Ranking das Cidades revela contrastes entre municípios da região em São Paulo

Um levantamento que analisou oito municípios da região, com base em 27 indicadores nacionais distribuídos em dez categorias, revelou diferenças significativas entre cidades vizinhas do interior paulista. O estudo avaliou aspectos relacionados à qualidade de vida, desenvolvimento socioeconômico, educação, saúde, segurança e gestão pública.

No estado de São Paulo, os municípios aparecem em posições distintas na classificação geral, evidenciando realidades diversas. Pirassununga obteve nota 6,32, alcançando a 962ª posição no ranking nacional. Porto Ferreira registrou nota 6,02, ficando na 1.444ª colocação.

O levantamento também aponta Leme, que alcançou nota 6,06 e ficou na 1.368ª posição, enquanto Santa Rita do Passa Quatro obteve nota 5,30, ocupando a 1.991ª colocação.

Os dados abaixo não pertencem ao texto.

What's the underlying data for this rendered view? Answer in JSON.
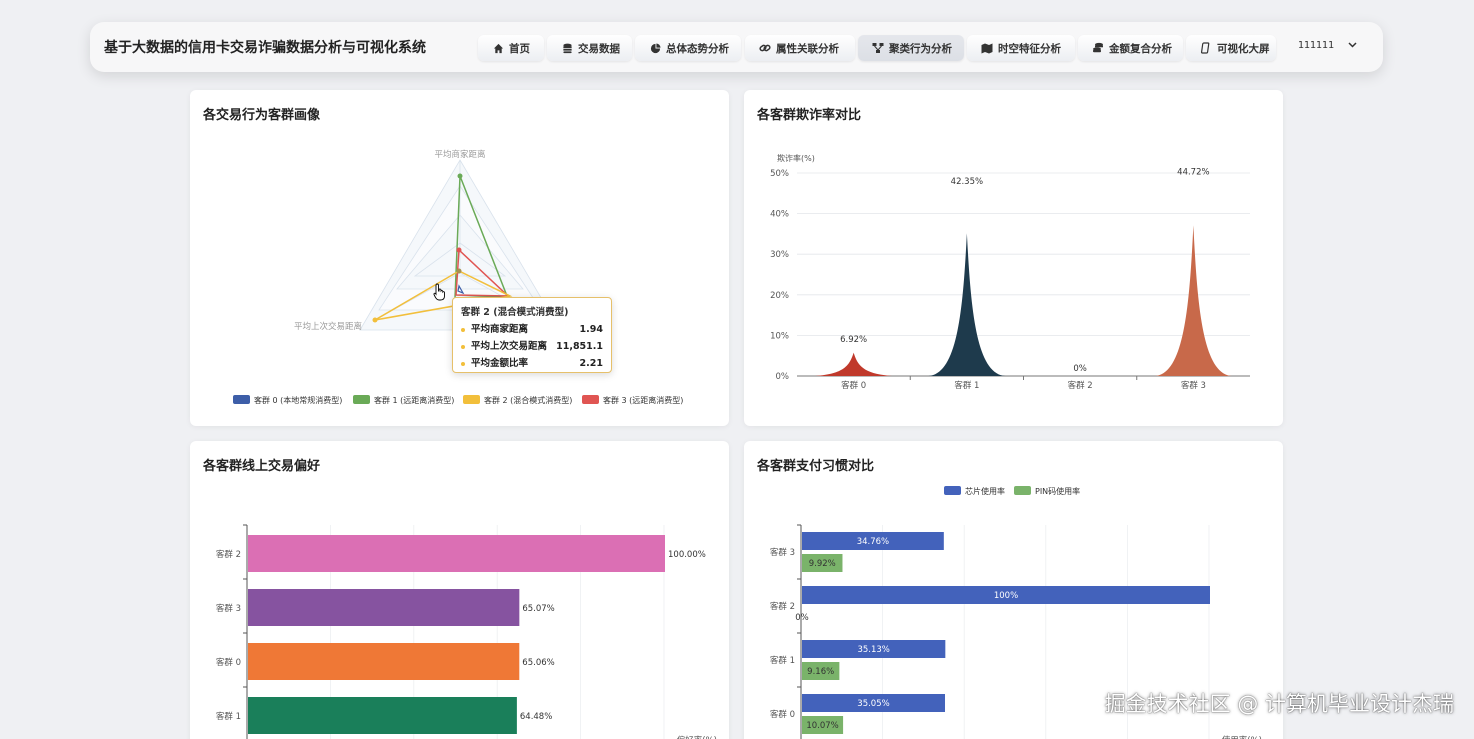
{
  "header": {
    "app_title": "基于大数据的信用卡交易诈骗数据分析与可视化系统",
    "tabs": [
      {
        "label": "首页",
        "icon": "home-icon"
      },
      {
        "label": "交易数据",
        "icon": "database-icon"
      },
      {
        "label": "总体态势分析",
        "icon": "pie-icon"
      },
      {
        "label": "属性关联分析",
        "icon": "link-icon"
      },
      {
        "label": "聚类行为分析",
        "icon": "cluster-icon",
        "active": true
      },
      {
        "label": "时空特征分析",
        "icon": "map-icon"
      },
      {
        "label": "金额复合分析",
        "icon": "coins-icon"
      },
      {
        "label": "可视化大屏",
        "icon": "screen-icon"
      }
    ],
    "user": "111111"
  },
  "panels": {
    "radar": {
      "title": "各交易行为客群画像",
      "indicators": [
        "平均商家距离",
        "平均上次交易距离",
        "平均金额比率"
      ],
      "legend": [
        "客群 0 (本地常规消费型)",
        "客群 1 (远距离消费型)",
        "客群 2 (混合模式消费型)",
        "客群 3 (远距离消费型)"
      ],
      "colors": [
        "#3d5ea8",
        "#6aaa57",
        "#f2bf3b",
        "#e05552"
      ],
      "tooltip": {
        "title": "客群 2 (混合模式消费型)",
        "rows": [
          {
            "k": "平均商家距离",
            "v": "1.94"
          },
          {
            "k": "平均上次交易距离",
            "v": "11,851.1"
          },
          {
            "k": "平均金额比率",
            "v": "2.21"
          }
        ]
      }
    },
    "fraud": {
      "title": "各客群欺诈率对比",
      "ylabel": "欺诈率(%)",
      "yticks": [
        "50%",
        "40%",
        "30%",
        "20%",
        "10%",
        "0%"
      ],
      "categories": [
        "客群 0",
        "客群 1",
        "客群 2",
        "客群 3"
      ],
      "value_labels": [
        "6.92%",
        "42.35%",
        "0%",
        "44.72%"
      ],
      "colors": [
        "#c0392b",
        "#1e3a4c",
        "#888888",
        "#c8694a"
      ]
    },
    "online": {
      "title": "各客群线上交易偏好",
      "categories": [
        "客群 2",
        "客群 3",
        "客群 0",
        "客群 1"
      ],
      "value_labels": [
        "100.00%",
        "65.07%",
        "65.06%",
        "64.48%"
      ],
      "colors": [
        "#db6fb4",
        "#8653a0",
        "#ef7836",
        "#1a7f5a"
      ],
      "xlabel": "偏好率(%)"
    },
    "payment": {
      "title": "各客群支付习惯对比",
      "legend": [
        "芯片使用率",
        "PIN码使用率"
      ],
      "colors": [
        "#4362bb",
        "#7ab36a"
      ],
      "categories": [
        "客群 3",
        "客群 2",
        "客群 1",
        "客群 0"
      ],
      "chip_labels": [
        "34.76%",
        "100%",
        "35.13%",
        "35.05%"
      ],
      "pin_labels": [
        "9.92%",
        "0%",
        "9.16%",
        "10.07%"
      ],
      "xlabel": "使用率(%)"
    }
  },
  "chart_data": [
    {
      "type": "radar",
      "title": "各交易行为客群画像",
      "indicators": [
        "平均商家距离",
        "平均上次交易距离",
        "平均金额比率"
      ],
      "series": [
        {
          "name": "客群 0 (本地常规消费型)"
        },
        {
          "name": "客群 1 (远距离消费型)"
        },
        {
          "name": "客群 2 (混合模式消费型)",
          "values": [
            1.94,
            11851.1,
            2.21
          ]
        },
        {
          "name": "客群 3 (远距离消费型)"
        }
      ],
      "legend": "bottom"
    },
    {
      "type": "area",
      "title": "各客群欺诈率对比",
      "categories": [
        "客群 0",
        "客群 1",
        "客群 2",
        "客群 3"
      ],
      "values": [
        6.92,
        42.35,
        0,
        44.72
      ],
      "ylabel": "欺诈率(%)",
      "ylim": [
        0,
        50
      ]
    },
    {
      "type": "bar",
      "title": "各客群线上交易偏好",
      "categories": [
        "客群 2",
        "客群 3",
        "客群 0",
        "客群 1"
      ],
      "values": [
        100.0,
        65.07,
        65.06,
        64.48
      ],
      "xlabel": "偏好率(%)",
      "xlim": [
        0,
        100
      ]
    },
    {
      "type": "bar",
      "title": "各客群支付习惯对比",
      "categories": [
        "客群 3",
        "客群 2",
        "客群 1",
        "客群 0"
      ],
      "series": [
        {
          "name": "芯片使用率",
          "values": [
            34.76,
            100,
            35.13,
            35.05
          ]
        },
        {
          "name": "PIN码使用率",
          "values": [
            9.92,
            0,
            9.16,
            10.07
          ]
        }
      ],
      "xlabel": "使用率(%)",
      "xlim": [
        0,
        100
      ],
      "legend": "top"
    }
  ],
  "watermark": "掘金技术社区 @ 计算机毕业设计杰瑞"
}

Entre os melhores desempenhos da região, Santa Cruz da Conceição se destacou com nota 6,84, figurando na 402ª posição do ranking nacional. Tambaú alcançou nota 6,56, ficando na 642ª colocação, e Araras registrou nota 6,51, ocupando a 696ª posição. Já Santa Cruz das Palmeiras obteve nota 5,03, aparecendo mais atrás na classificação geral, na 2.694ª posição, o que reforça o impacto do peso atribuído aos diferentes indicadores no cálculo final.

Metodologia

A classificação considerou 27 indicadores, divididos em dez categorias, com pesos variados conforme a relevância de cada área. Indicadores relacionados à segurança pública e à economia tiveram maior influência na composição da nota final.

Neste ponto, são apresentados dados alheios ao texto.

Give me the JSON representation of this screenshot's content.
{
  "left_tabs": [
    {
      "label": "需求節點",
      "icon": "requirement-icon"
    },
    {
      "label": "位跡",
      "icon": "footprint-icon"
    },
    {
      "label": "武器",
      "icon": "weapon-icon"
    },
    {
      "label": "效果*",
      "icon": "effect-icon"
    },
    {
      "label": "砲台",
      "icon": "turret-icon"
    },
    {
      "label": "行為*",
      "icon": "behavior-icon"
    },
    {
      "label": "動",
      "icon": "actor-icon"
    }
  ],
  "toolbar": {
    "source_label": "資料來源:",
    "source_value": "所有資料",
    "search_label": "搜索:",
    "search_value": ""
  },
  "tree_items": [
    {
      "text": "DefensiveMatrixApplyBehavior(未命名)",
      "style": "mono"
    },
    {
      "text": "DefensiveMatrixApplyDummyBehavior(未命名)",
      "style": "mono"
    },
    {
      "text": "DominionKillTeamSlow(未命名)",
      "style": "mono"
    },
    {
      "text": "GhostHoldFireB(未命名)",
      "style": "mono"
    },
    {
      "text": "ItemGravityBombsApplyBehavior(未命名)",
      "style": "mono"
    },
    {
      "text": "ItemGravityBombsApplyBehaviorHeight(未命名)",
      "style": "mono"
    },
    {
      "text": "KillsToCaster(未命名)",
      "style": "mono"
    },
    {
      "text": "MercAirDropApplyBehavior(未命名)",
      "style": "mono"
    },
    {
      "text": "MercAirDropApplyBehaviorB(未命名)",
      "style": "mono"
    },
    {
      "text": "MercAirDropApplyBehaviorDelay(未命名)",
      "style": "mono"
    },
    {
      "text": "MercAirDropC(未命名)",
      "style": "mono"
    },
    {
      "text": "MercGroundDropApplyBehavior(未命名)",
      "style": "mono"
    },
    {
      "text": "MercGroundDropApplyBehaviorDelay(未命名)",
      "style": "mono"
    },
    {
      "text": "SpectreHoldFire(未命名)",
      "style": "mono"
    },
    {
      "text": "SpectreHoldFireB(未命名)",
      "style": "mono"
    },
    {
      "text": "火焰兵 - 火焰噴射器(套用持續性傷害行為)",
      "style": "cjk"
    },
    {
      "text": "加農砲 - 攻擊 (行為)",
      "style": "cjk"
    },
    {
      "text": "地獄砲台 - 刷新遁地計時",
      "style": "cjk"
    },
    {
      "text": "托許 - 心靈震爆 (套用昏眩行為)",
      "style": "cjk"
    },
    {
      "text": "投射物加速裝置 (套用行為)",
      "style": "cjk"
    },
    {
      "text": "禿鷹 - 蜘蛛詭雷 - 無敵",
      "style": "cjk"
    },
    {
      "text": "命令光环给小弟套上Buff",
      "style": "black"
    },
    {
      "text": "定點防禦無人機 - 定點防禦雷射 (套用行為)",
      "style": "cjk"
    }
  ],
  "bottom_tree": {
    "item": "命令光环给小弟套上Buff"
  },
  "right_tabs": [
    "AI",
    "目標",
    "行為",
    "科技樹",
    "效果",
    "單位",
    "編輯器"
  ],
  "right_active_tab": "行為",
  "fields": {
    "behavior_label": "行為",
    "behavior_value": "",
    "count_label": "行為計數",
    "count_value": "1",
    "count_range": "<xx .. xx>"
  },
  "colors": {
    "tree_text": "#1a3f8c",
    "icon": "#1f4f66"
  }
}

Entre os critérios avaliados estão a taxa de homicídios, dados de emprego formal, renda, número de empresas e PIB per capita, além de informações sobre vulnerabilidade social, como famílias em situação de rua e moradores de favelas.

A análise também incluiu indicadores de educação, como nível de escolaridade da população, taxa de alfabetização, resultados do IDEB e oferta de vagas no ensino superior; de saúde, como número de médicos, leitos hospitalares, internações por uso de drogas e mortes evitáveis de crianças; e de infraestrutura urbana, considerando saneamento básico, coleta de lixo, pavimentação, iluminação pública, arborização e presença de calçadas.

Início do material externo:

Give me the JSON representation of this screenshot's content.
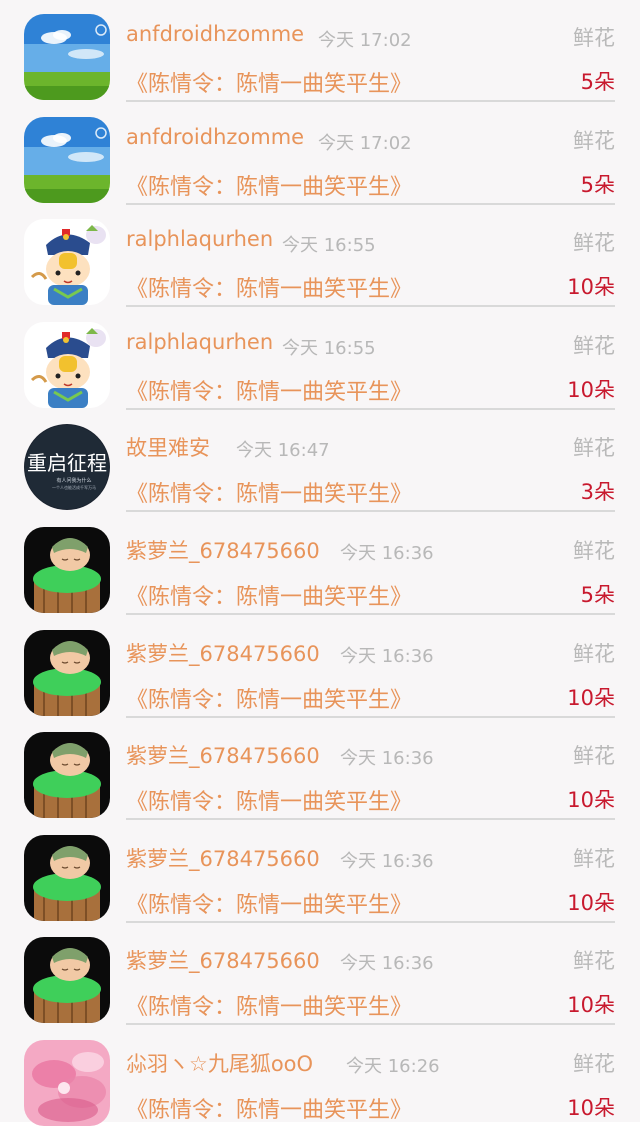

Outros fatores levados em conta foram a saúde financeira do município, medida pela Capacidade de Pagamento (CAPAG), o número de mortes no trânsito, os registros de suicídio e a oferta de equipamentos culturais, como salas de cinema.

O ranking tem como objetivo oferecer um panorama comparativo do desempenho dos municípios brasileiros, servindo como ferramenta para a análise de políticas públicas e permitindo que a população acompanhe avanços, desafios e desigualdades regionais.